⬤ Silver got absolutely hammered at the end of January when XAG/USD went into freefall. On January 29, the metal took a nosedive from its recent peaks, dropping nearly 39% in what looked like a straight line down on the charts. It was one of the fastest, most violent moves the silver market has seen in years.
⬤ The chaos started when OANDA dropped a bombshell announcement about leverage changes. They cut maximum leverage for silver trading from 1:20 down to 1:5, effective immediately on February 2. That meant traders suddenly needed four times more margin to keep their positions open, and most didn't have a full business day to come up with the cash.
⬤ What happened next was predictable carnage. Traders who couldn't meet the new margin requirements got their long positions forcibly closed at whatever price the market would take. As silver started dropping, it set off a chain reaction of stop losses and margin calls across multiple platforms.
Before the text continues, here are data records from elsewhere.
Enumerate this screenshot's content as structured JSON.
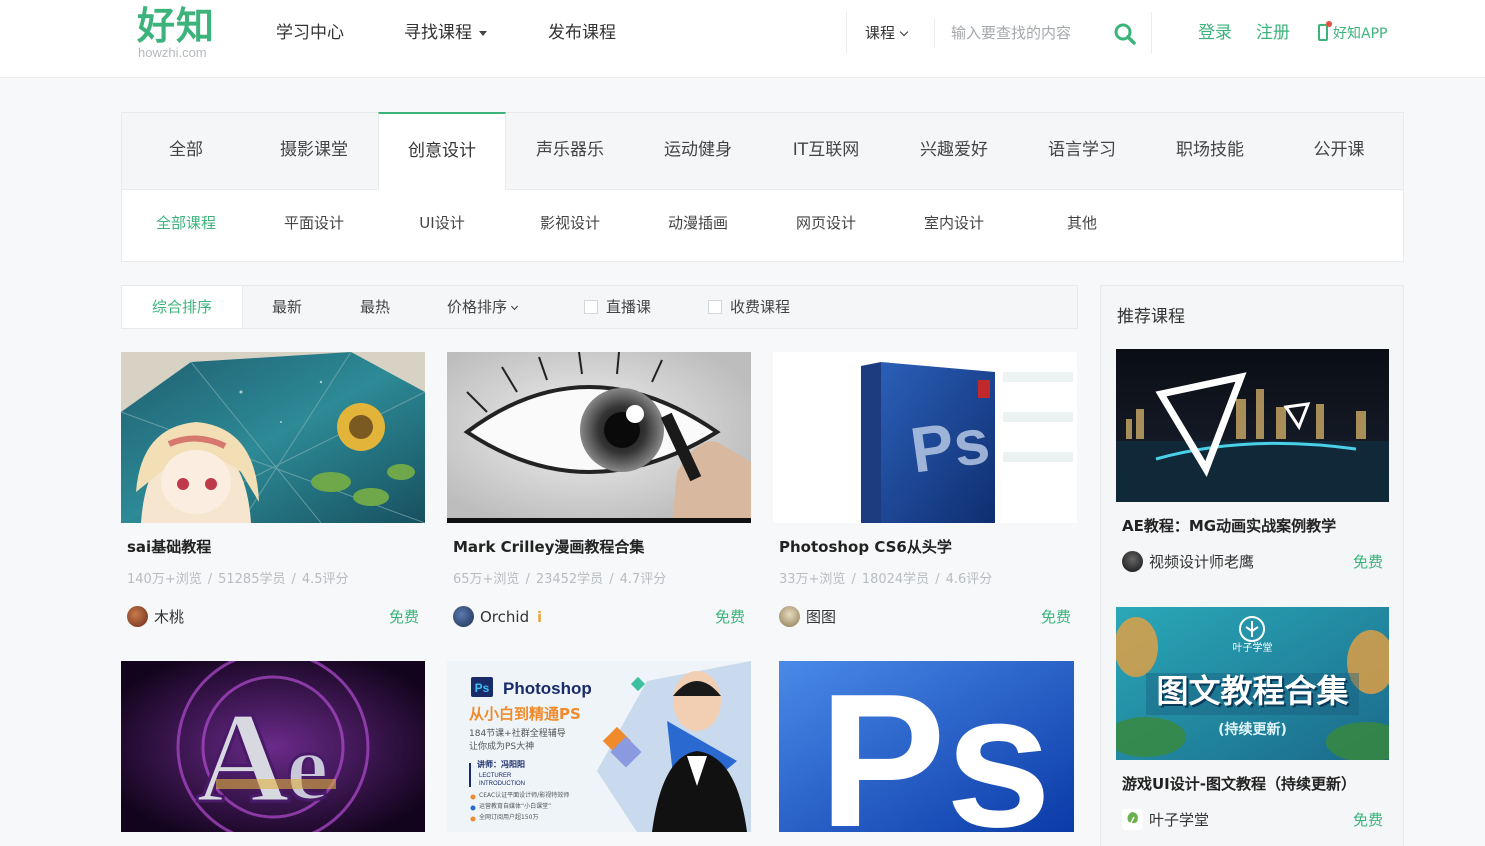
{
  "header": {
    "logo": "好知",
    "logo_sub": "howzhi.com",
    "nav": [
      "学习中心",
      "寻找课程",
      "发布课程"
    ],
    "search_type": "课程",
    "search_placeholder": "输入要查找的内容",
    "login": "登录",
    "register": "注册",
    "app": "好知APP"
  },
  "categories": {
    "tabs": [
      "全部",
      "摄影课堂",
      "创意设计",
      "声乐器乐",
      "运动健身",
      "IT互联网",
      "兴趣爱好",
      "语言学习",
      "职场技能",
      "公开课"
    ],
    "active_tab": "创意设计",
    "sub_tabs": [
      "全部课程",
      "平面设计",
      "UI设计",
      "影视设计",
      "动漫插画",
      "网页设计",
      "室内设计",
      "其他"
    ],
    "active_sub": "全部课程"
  },
  "sort": {
    "items": [
      "综合排序",
      "最新",
      "最热",
      "价格排序"
    ],
    "checkboxes": [
      "直播课",
      "收费课程"
    ]
  },
  "courses": [
    {
      "title": "sai基础教程",
      "views": "140万+浏览",
      "students": "51285学员",
      "rating": "4.5评分",
      "author": "木桃",
      "price": "免费",
      "thumb": "anime-girl-umbrella"
    },
    {
      "title": "Mark Crilley漫画教程合集",
      "views": "65万+浏览",
      "students": "23452学员",
      "rating": "4.7评分",
      "author": "Orchid",
      "badge": "i",
      "price": "免费",
      "thumb": "eye-drawing"
    },
    {
      "title": "Photoshop CS6从头学",
      "views": "33万+浏览",
      "students": "18024学员",
      "rating": "4.6评分",
      "author": "图图",
      "price": "免费",
      "thumb": "photoshop-box"
    },
    {
      "title": "",
      "thumb": "after-effects-logo"
    },
    {
      "title": "",
      "thumb": "photoshop-banner",
      "banner_title": "Photoshop",
      "banner_sub": "从小白到精通PS",
      "banner_line1": "184节课+社群全程辅导",
      "banner_line2": "让你成为PS大神",
      "banner_teacher": "讲师：冯阳阳",
      "banner_en1": "LECTURER",
      "banner_en2": "INTRODUCTION",
      "banner_b1": "CEAC认证平面设计师/影视特效师",
      "banner_b2": "运营教育自媒体“小白课堂”",
      "banner_b3": "全网订阅用户超150万"
    },
    {
      "title": "",
      "thumb": "ps-logo-large"
    }
  ],
  "sidebar": {
    "title": "推荐课程",
    "items": [
      {
        "title": "AE教程：MG动画实战案例教学",
        "author": "视频设计师老鹰",
        "price": "免费",
        "thumb": "night-city-triangle"
      },
      {
        "title": "游戏UI设计-图文教程（持续更新）",
        "author": "叶子学堂",
        "price": "免费",
        "thumb": "game-ui-banner",
        "banner_brand": "叶子学堂",
        "banner_title": "图文教程合集",
        "banner_sub": "(持续更新)"
      }
    ]
  },
  "colors": {
    "accent": "#3db37c",
    "text": "#333333",
    "muted": "#b8bcc0"
  }
}
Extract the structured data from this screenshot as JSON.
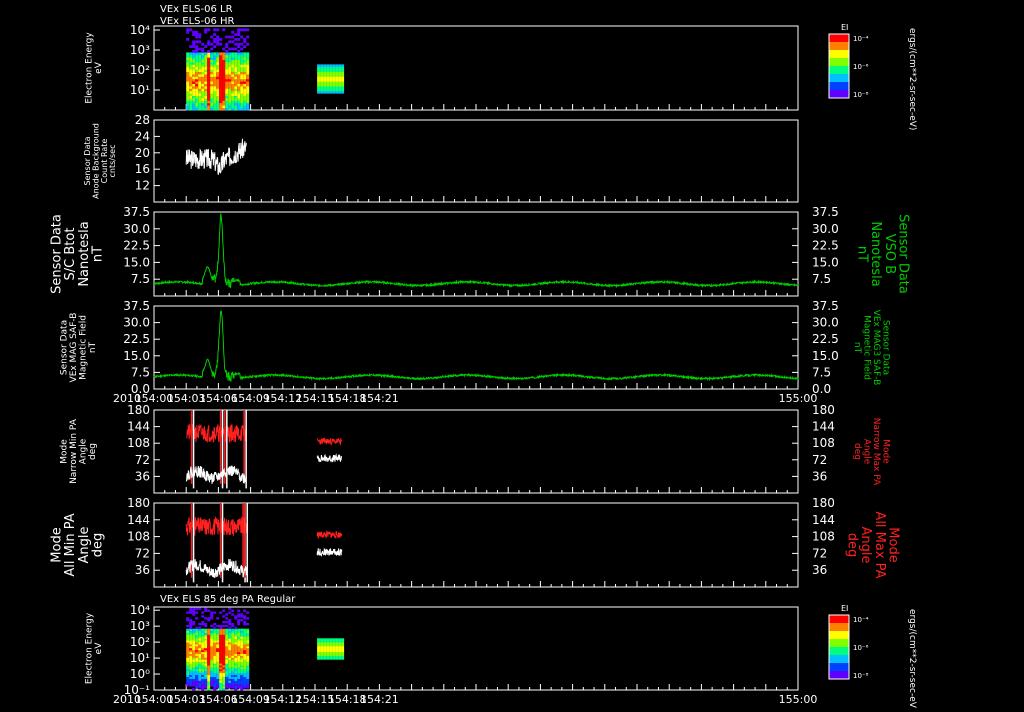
{
  "header": {
    "line1": "VEx ELS-06 LR",
    "line2": "VEx ELS-06 HR"
  },
  "bottom_title": "VEx ELS 85 deg PA Regular",
  "colorbar": {
    "label": "EI",
    "unit": "ergs/(cm**2-sr-sec-eV)",
    "ticks": [
      "10⁻⁴",
      "10⁻⁶",
      "10⁻⁸"
    ],
    "colors": [
      "#ff0000",
      "#ff8000",
      "#ffff00",
      "#80ff00",
      "#00ff80",
      "#00c0ff",
      "#0040ff",
      "#6000ff"
    ]
  },
  "time_axis": {
    "year_label": "2010",
    "ticks": [
      "154:00",
      "154:03",
      "154:06",
      "154:09",
      "154:12",
      "154:15",
      "154:18",
      "154:21",
      "155:00"
    ]
  },
  "colors": {
    "bfield": "#00cc00",
    "minpa": "#ffffff",
    "maxpa": "#ff2020",
    "axis": "#ffffff"
  },
  "chart_data": [
    {
      "type": "heatmap",
      "ylabel": [
        "Electron Energy",
        "eV"
      ],
      "yticks": [
        "10⁴",
        "10³",
        "10²",
        "10¹"
      ],
      "ylog_range": [
        0,
        4.2
      ],
      "coverage_minutes": [
        [
          3.0,
          8.6
        ],
        [
          15.2,
          17.5
        ]
      ]
    },
    {
      "type": "line",
      "ylabel": [
        "Sensor Data",
        "Anode Background",
        "Count Rate",
        "cnts/sec"
      ],
      "yticks": [
        28,
        24,
        20,
        16,
        12
      ],
      "ylim": [
        8,
        28
      ],
      "series": [
        {
          "segment": [
            3.0,
            8.6
          ],
          "seed": 3,
          "shape": "bg"
        }
      ]
    },
    {
      "type": "line",
      "ylabel": [
        "Sensor Data",
        "S/C Btot",
        "Nanotesla",
        "nT"
      ],
      "ylabel_right": [
        "Sensor Data",
        "VSO B",
        "Nanotesla",
        "nT"
      ],
      "yticks": [
        "37.5",
        "30.0",
        "22.5",
        "15.0",
        "7.5"
      ],
      "ylim": [
        0,
        37.5
      ],
      "series": [
        {
          "segment": [
            0,
            60
          ],
          "seed": 7,
          "shape": "bfield"
        }
      ]
    },
    {
      "type": "line",
      "ylabel": [
        "Sensor Data",
        "VEx MAG SAF-B",
        "Magnetic Field",
        "nT"
      ],
      "ylabel_right": [
        "Sensor Data",
        "VEx MAG3 SAF-B",
        "Magnetic Field",
        "nT"
      ],
      "yticks": [
        "37.5",
        "30.0",
        "22.5",
        "15.0",
        "7.5",
        "0.0"
      ],
      "ylim": [
        0,
        37.5
      ],
      "series": [
        {
          "segment": [
            0,
            60
          ],
          "seed": 11,
          "shape": "bfield"
        }
      ]
    },
    {
      "type": "line",
      "ylabel": [
        "Mode",
        "Narrow Min PA",
        "Angle",
        "deg"
      ],
      "ylabel_right": [
        "Mode",
        "Narrow Max PA",
        "Angle",
        "deg"
      ],
      "yticks": [
        180,
        144,
        108,
        72,
        36
      ],
      "ylim": [
        0,
        180
      ],
      "series": [
        {
          "segment": [
            3.0,
            8.6
          ],
          "seed": 21,
          "shape": "pamax",
          "spikes": [
            3.5,
            6.2,
            6.6,
            8.4
          ]
        },
        {
          "segment": [
            3.0,
            8.6
          ],
          "seed": 22,
          "shape": "pamin"
        },
        {
          "segment": [
            15.2,
            17.5
          ],
          "seed": 23,
          "shape": "pamax2"
        },
        {
          "segment": [
            15.2,
            17.5
          ],
          "seed": 24,
          "shape": "pamin2"
        }
      ]
    },
    {
      "type": "line",
      "ylabel": [
        "Mode",
        "All Min PA",
        "Angle",
        "deg"
      ],
      "ylabel_right": [
        "Mode",
        "All Max PA",
        "Angle",
        "deg"
      ],
      "yticks": [
        180,
        144,
        108,
        72,
        36
      ],
      "ylim": [
        0,
        180
      ],
      "series": [
        {
          "segment": [
            3.0,
            8.6
          ],
          "seed": 31,
          "shape": "pamax",
          "spikes": [
            3.5,
            6.2,
            8.3,
            8.5
          ]
        },
        {
          "segment": [
            3.0,
            8.6
          ],
          "seed": 32,
          "shape": "pamin"
        },
        {
          "segment": [
            15.2,
            17.5
          ],
          "seed": 33,
          "shape": "pamax2"
        },
        {
          "segment": [
            15.2,
            17.5
          ],
          "seed": 34,
          "shape": "pamin2"
        }
      ]
    },
    {
      "type": "heatmap",
      "ylabel": [
        "Electron Energy",
        "eV"
      ],
      "yticks": [
        "10⁴",
        "10³",
        "10²",
        "10¹",
        "10⁰",
        "10⁻¹"
      ],
      "ylog_range": [
        -1,
        4.2
      ],
      "coverage_minutes": [
        [
          3.0,
          8.6
        ],
        [
          15.2,
          17.5
        ]
      ]
    }
  ]
}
The selling fed on itself, with each wave of liquidations pushing prices lower and triggering even more forced exits. The chart tells the whole story—a clean drop from top to bottom with barely any bounces along the way.
⬤ This crash is a wake-up call about how quickly exchange-level rule changes can blow up markets, especially when leverage is involved. Technical levels and fundamentals don't mean much when platforms suddenly change margin requirements and force everyone out at once. The silver wipeout shows just how much power exchanges have to create instant volatility, no matter what's actually happening in the underlying market.